Beim Stichwort «Doom» wackeln automatisch die Köpfe. Auf der einen Seite brechen Actionfans in Jubelschreie aus, nicken eifrig und entstauben gedanklich schon mal die digitale Schrotflinte während die anderen die Hände verwerfen und die Faszination dieser simplen Actionreihe nicht nachvollziehen können.
Aber Kulturkritiker und Moralapostel können noch so mit dem Zeigefinger herumfuchteln, Videospiele, vor allem Egoshooter, sind jetzt die perfekte Form, um den Eskapismus zu vollziehen.
Kein anderes Medium wie das Videospiel schafft es, dass man sich psychisch und physisch so intensiv mit ihm beschäftigen kann.
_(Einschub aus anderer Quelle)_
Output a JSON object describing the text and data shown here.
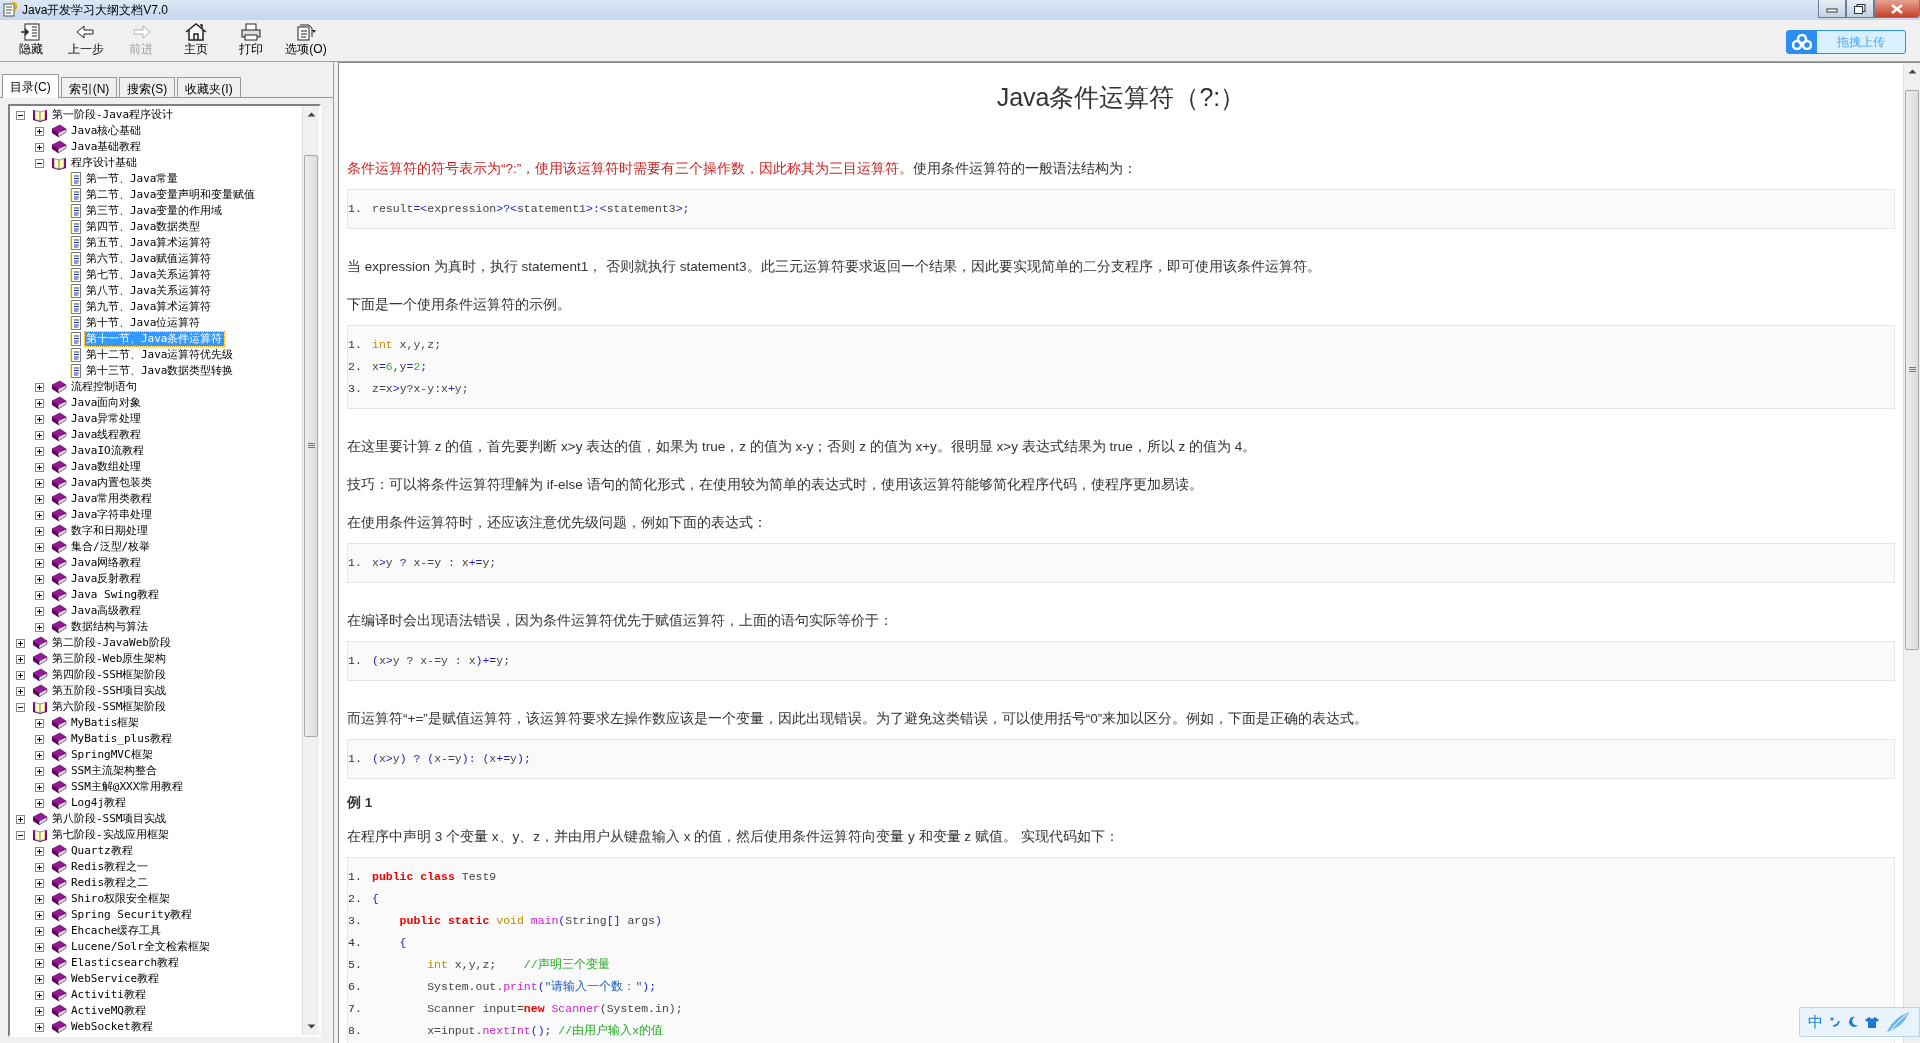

Wir schauen dem Geschehen auf dem Bildschirm nicht nur einfach zu, nein, wir sind mit unserem Körper, sprich mit unseren Händen, mittendrin. Wir steuern, wir koordinieren, wir denken in Sekundenbruchteilen nach, müssen vorausschauend handeln, schnelle Reflexe zeigen und am besten alles zur selben Zeit. Ablenkung gibt es da nicht.
Vor allem im Egoshooter-Genre wird man richtig eins mit dem Controller oder mit der Maus und lässt sich durch nichts ablenken. Während ich bei einer Serie oder einem Film ohne Probleme mal den Raum verlassen oder nebenbei durch eine Timeline scrollen kann, ist das hier nicht möglich. Und bei «Doom Eternal» schon gar nicht ...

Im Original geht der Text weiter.